U.S. exchange-traded funds (ETFs) are on a roll so far in 2011, according to State Street Global Advisors, which released its 2011 mid-year ETF outlook report on Thursday.

The report revealed that ETF inflows are set to exceed $100 billion in 2011, a signal of strength in the ETF industry despite historically low interest rates, persistently high unemployment, and global economic uncertainty. U.S. ETFs raked in $56.3 billion in new inflows during the first six months of 2011, an increase of 50.9% over the first half of 2010 and on pace to surpass last year’s total of $111.5 billion. ETF investors poured money into fixed-income, developed international markets, and dividend strategies and moved away from emerging markets and small cap equities during this period.

“With demand for income and non-correlated assets on the rise, a growing universe of professional and retail investors are using ETFs to access precise sources of return and improve the diversification of their portfolios,” said Kevin Quigg, global head of the SPDR ETF Capital Markets Group at State Street Global Advisors, in a press release.  “If flows remain on their current pace, 2011 will mark the fifth consecutive year that ETFs attract more than $100 billion in positive cash flows.”

Although there has been a lot of uncertainty in the stock market, U.S. companies have seen revenues rise, profit margins grow, and are now trading at relatively attractive prices, according to the report.

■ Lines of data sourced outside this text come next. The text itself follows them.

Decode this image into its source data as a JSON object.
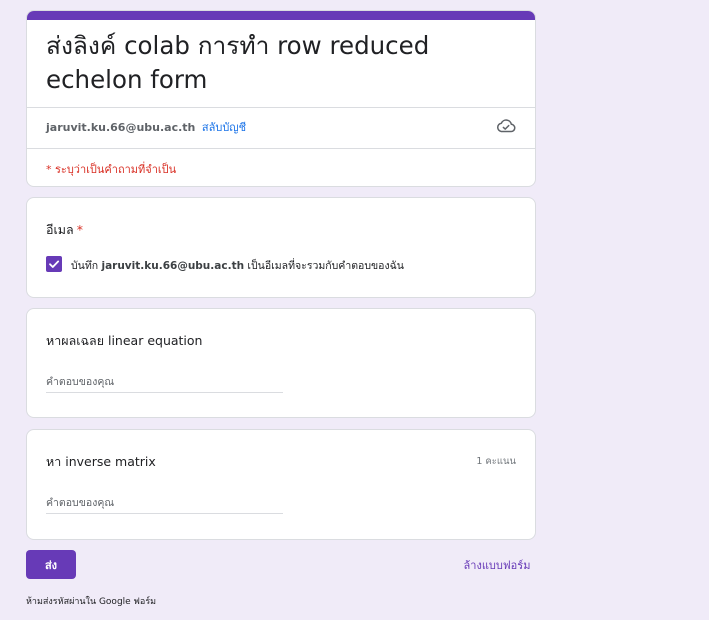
{
  "colors": {
    "background": "#f0ebf8",
    "accent": "#673ab7",
    "required": "#d93025",
    "link": "#1a73e8"
  },
  "header": {
    "title": "ส่งลิงค์ colab การทำ row reduced echelon form",
    "account_email": "jaruvit.ku.66@ubu.ac.th",
    "switch_account_label": "สลับบัญชี",
    "cloud_icon": "cloud-check-icon",
    "required_note": "* ระบุว่าเป็นคำถามที่จำเป็น"
  },
  "email_question": {
    "title": "อีเมล",
    "required_mark": "*",
    "checkbox_checked": true,
    "checkbox_prefix": "บันทึก",
    "checkbox_email": "jaruvit.ku.66@ubu.ac.th",
    "checkbox_suffix": "เป็นอีเมลที่จะรวมกับคำตอบของฉัน"
  },
  "questions": [
    {
      "title": "หาผลเฉลย linear equation",
      "placeholder": "คำตอบของคุณ",
      "value": ""
    },
    {
      "title": "หา inverse matrix",
      "points": "1 คะแนน",
      "placeholder": "คำตอบของคุณ",
      "value": ""
    }
  ],
  "footer": {
    "submit_label": "ส่ง",
    "clear_label": "ล้างแบบฟอร์ม",
    "never_submit_note": "ห้ามส่งรหัสผ่านใน Google ฟอร์ม"
  }
}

Three categories of the ETF market that have led the pack are: fixed income, developed international and dividend/ fundamental with gains of $16.3 billion, $12.6 billion and $6.4 billion, respectively. Meanwhile, emerging markets, U.S. small cap and commodity sectors led outflows with $3.7 billion, $2.2 billion and $2.1 billion, respectively.

In addition, U.S. mid cap equities provided strong returns of 8.6%, while small caps returned 7.5% and large caps added 6%.

After all the hype about emerging market stocks over the last two years, they returned only 0.9% during the first six months of the year.

Bonds performed well in the low interest rate environment, especially bonds linked to inflation, which had returns of 8.1%, and international bonds, with returns of almost 6%. Both benefited from increased consumer prices in the U.S. and globally and the relative weakness in the U.S. dollar in the first half of 2011. High yield bonds jumped 4.8%.